I cannot remember the last time I felt this sense of complete and total impotence.
Almost 300 school girls are abducted in Nigeria and it seems the only way to demonstrate the sense of outrage I feel is through the hashtag #BringBackOurGirls
I am not in any way trying to demean the efforts of the likes of Michelle Obama and Angelina Jolie on the celebrity front and the millions of other people who have taken to social media to publicise the plight of the girls. But it seems to me to be such a pathetically feeble protest.
Here am I in Ghana's capital, Accra, in a country that sees itself as having a special relationship with Nigeria and I cannot begin to comprehend anything about the entire tragedy.
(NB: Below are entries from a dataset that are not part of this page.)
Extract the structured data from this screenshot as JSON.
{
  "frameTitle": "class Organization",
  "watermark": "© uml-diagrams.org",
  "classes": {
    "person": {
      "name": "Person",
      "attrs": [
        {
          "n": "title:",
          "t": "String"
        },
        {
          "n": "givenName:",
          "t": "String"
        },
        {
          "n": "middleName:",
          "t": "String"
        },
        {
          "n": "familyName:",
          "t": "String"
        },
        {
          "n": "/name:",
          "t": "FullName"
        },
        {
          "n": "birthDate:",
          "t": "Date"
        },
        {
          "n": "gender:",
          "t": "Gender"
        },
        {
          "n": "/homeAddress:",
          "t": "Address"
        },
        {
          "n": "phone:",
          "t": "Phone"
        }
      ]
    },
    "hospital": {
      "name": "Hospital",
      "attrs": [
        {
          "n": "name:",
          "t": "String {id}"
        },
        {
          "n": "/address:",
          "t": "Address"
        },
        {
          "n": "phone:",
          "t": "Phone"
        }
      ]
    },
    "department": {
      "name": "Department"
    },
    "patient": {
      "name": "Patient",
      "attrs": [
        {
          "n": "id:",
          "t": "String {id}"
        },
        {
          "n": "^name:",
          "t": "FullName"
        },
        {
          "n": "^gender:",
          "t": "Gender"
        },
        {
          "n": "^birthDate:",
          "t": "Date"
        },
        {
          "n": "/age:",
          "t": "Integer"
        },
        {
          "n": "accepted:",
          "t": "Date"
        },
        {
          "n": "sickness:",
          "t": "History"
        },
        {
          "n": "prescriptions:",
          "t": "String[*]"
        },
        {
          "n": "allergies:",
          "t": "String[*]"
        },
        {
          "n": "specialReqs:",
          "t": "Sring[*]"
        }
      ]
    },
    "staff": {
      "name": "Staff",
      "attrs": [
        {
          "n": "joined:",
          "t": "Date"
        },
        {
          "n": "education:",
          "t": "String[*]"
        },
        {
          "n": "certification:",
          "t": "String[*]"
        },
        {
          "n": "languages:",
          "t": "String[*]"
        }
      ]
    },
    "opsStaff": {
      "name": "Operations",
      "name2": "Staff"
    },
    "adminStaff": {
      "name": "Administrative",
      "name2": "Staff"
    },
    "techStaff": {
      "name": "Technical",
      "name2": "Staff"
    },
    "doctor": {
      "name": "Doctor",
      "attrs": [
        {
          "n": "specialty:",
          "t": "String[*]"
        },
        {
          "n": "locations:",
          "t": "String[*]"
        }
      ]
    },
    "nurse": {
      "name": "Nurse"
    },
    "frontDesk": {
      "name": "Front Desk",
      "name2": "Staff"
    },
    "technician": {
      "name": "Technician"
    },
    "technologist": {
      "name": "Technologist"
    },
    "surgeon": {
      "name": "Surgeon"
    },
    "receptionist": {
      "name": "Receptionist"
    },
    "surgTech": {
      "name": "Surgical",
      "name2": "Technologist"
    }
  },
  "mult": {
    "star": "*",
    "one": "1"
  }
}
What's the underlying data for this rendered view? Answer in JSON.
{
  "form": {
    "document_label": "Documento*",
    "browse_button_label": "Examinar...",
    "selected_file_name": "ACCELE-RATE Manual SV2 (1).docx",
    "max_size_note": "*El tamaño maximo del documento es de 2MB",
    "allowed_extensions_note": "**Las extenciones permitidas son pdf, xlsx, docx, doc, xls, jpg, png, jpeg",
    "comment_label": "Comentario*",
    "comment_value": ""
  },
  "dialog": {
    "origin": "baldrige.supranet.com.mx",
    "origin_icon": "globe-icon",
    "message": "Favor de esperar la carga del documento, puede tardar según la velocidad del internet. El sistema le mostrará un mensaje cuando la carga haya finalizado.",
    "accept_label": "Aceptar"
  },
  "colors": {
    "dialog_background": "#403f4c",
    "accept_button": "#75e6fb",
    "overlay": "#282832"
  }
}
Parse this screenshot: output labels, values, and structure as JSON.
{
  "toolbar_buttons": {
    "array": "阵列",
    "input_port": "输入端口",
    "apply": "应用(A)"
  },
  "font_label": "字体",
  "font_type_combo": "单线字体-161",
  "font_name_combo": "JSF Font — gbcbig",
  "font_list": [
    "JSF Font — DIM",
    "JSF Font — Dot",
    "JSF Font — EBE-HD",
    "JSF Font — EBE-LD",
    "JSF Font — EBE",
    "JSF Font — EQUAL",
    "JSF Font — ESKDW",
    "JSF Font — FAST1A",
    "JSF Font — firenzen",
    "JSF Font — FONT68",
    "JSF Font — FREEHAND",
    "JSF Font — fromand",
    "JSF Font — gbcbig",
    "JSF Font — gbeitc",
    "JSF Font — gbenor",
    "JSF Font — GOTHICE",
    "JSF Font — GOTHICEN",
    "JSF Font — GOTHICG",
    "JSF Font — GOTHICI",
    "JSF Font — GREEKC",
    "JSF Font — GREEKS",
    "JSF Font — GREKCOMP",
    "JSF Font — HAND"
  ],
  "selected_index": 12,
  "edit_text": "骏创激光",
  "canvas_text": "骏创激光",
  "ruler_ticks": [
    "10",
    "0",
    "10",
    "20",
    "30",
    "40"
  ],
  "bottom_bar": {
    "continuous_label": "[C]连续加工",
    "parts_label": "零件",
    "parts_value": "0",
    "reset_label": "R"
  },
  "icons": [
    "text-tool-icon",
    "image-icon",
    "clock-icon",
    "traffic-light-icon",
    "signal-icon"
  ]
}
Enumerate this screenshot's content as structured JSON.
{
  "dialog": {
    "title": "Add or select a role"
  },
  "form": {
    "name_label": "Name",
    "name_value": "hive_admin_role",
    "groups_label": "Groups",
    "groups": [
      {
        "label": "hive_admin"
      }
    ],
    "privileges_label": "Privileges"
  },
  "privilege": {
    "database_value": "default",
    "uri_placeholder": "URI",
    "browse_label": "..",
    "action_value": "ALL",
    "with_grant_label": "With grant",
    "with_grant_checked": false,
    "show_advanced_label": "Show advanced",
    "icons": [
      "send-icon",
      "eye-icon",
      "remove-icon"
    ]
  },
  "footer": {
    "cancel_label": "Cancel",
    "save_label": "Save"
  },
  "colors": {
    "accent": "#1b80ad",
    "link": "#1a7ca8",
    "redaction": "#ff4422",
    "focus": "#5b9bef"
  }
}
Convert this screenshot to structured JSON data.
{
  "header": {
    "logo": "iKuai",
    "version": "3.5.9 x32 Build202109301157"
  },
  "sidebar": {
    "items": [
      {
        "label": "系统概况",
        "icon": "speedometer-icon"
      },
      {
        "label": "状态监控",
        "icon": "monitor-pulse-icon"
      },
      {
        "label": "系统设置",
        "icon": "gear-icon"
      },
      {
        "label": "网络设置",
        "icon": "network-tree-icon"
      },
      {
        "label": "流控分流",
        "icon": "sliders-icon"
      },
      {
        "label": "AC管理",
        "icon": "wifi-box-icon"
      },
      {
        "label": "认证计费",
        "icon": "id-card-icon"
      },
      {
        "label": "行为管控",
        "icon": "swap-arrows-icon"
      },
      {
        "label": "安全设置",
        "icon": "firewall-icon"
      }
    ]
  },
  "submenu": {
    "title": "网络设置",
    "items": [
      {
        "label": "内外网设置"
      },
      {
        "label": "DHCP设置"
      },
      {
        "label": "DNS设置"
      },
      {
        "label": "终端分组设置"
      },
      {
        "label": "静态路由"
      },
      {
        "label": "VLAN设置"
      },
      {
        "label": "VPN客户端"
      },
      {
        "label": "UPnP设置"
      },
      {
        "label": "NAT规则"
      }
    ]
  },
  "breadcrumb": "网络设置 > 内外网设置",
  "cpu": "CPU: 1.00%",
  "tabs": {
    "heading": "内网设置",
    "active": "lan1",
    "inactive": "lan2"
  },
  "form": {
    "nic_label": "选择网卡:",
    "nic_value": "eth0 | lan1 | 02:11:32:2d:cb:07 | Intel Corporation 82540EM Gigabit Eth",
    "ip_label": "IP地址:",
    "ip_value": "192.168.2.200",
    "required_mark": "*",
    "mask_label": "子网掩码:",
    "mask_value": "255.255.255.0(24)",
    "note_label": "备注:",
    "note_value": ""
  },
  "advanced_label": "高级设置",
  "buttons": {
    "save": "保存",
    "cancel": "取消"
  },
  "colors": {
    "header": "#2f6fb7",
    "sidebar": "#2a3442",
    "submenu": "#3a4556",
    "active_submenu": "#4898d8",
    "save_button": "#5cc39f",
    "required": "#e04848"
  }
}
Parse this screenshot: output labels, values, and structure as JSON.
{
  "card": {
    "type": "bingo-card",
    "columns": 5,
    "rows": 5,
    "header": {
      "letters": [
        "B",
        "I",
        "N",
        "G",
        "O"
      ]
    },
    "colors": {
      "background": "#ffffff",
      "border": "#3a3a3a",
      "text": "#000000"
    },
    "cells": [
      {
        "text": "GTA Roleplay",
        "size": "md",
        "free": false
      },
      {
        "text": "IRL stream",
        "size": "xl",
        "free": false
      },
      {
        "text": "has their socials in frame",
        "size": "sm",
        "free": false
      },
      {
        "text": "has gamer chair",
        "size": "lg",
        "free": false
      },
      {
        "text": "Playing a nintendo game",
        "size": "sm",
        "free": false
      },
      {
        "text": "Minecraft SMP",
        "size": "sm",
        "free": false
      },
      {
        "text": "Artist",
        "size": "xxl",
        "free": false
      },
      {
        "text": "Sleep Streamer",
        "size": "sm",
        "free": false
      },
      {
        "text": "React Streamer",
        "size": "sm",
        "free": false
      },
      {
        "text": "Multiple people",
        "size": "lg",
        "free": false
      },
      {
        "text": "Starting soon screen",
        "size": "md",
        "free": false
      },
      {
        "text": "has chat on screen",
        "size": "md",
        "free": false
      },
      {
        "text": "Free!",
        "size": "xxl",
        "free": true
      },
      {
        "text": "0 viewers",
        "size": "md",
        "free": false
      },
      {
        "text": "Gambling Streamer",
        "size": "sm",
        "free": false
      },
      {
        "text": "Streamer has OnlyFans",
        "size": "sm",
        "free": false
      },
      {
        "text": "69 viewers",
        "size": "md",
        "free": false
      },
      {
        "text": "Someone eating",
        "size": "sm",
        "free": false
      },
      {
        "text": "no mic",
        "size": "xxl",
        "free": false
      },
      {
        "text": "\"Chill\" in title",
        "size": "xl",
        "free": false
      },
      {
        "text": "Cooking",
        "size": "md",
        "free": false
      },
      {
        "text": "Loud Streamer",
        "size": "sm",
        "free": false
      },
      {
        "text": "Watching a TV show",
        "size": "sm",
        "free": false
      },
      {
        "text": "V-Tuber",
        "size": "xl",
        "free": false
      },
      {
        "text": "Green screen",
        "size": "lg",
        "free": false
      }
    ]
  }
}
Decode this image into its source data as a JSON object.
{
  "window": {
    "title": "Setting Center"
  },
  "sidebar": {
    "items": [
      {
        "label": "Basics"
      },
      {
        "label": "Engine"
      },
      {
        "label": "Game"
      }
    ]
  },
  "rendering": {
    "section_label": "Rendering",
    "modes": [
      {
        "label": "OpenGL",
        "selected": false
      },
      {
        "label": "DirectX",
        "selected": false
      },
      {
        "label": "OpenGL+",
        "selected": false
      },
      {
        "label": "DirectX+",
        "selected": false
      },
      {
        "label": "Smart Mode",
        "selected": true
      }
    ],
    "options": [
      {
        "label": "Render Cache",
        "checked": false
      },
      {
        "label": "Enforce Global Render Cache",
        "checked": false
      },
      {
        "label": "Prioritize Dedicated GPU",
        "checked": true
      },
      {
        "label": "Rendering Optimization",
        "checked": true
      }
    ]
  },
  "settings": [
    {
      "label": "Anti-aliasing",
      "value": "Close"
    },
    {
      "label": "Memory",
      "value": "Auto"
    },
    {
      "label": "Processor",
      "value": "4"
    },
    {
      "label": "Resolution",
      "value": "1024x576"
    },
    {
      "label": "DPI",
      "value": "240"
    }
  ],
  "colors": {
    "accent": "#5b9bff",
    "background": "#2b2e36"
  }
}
I cannot understand how come there has not been a specific figure on the number of children who have been abducted by Boko Haram, the militant Islamist group; the figure has ranged from 129 to about 200 to 276 and I am thoroughly ashamed to have to say "about 300".
Am I to understand that there still exists in Nigeria such pristine dense forest in which you can hide 200 girls?
That surely must be the only good part of this entire sorry story. Thanks to illegal mining all our forests in Ghana are gone.
I cannot understand how it came about that four days after the girls were abducted, military spokesman Maj-Gen Chris Olukolade announced that most of the girls had been rescued. It is not enough that this statement was later retracted.
Military spokesmen simply do not make such statements without any basis.
I cannot understand why it took two weeks before President Goodluck Jonathan told his compatriots what the government was doing about the matter.
I cannot understand how come it has been so difficult for the correct narrative to emerge; imagine my surprise to now discover that the school in Chibok from where the children were abducted is not a girls school as had been reported for weeks but a mixed school and the boys are not boarders.
Over here in Ghana the story has been treated in the media as "and now for the foreign news section". It has not made the lead story on any of our radio stations or newspapers.
Three weeks after the event and after the US and UK entered the attempt to find the girls, our President John Dramani Mahama, who happens to be the current chairman of the West African regional body, Ecowas, announced he had written to Mr Jonathan and is calling a meeting of regional heads of security.
I have thought about going to stand in front of the Nigerian High Commission here in Accra with a placard; I have thought about taking the plane to Abuja and joining in the demonstrations being staged by the parents but it all seems so pathetically feeble.
I recall the energy, the anger, the noise level that engulfed Nigeria when President Jonathan wanted to remove subsidies on petroleum products in 2012.
The entire country stood up as one, the people screamed, argued, blocked roads, nobody left the fight for a colleague to take on and no organization was expected to lead the fight, every Nigerian felt personally challenged and together they made the government retreat.
I cannot feel a similar sense of united anger and determination to overcome.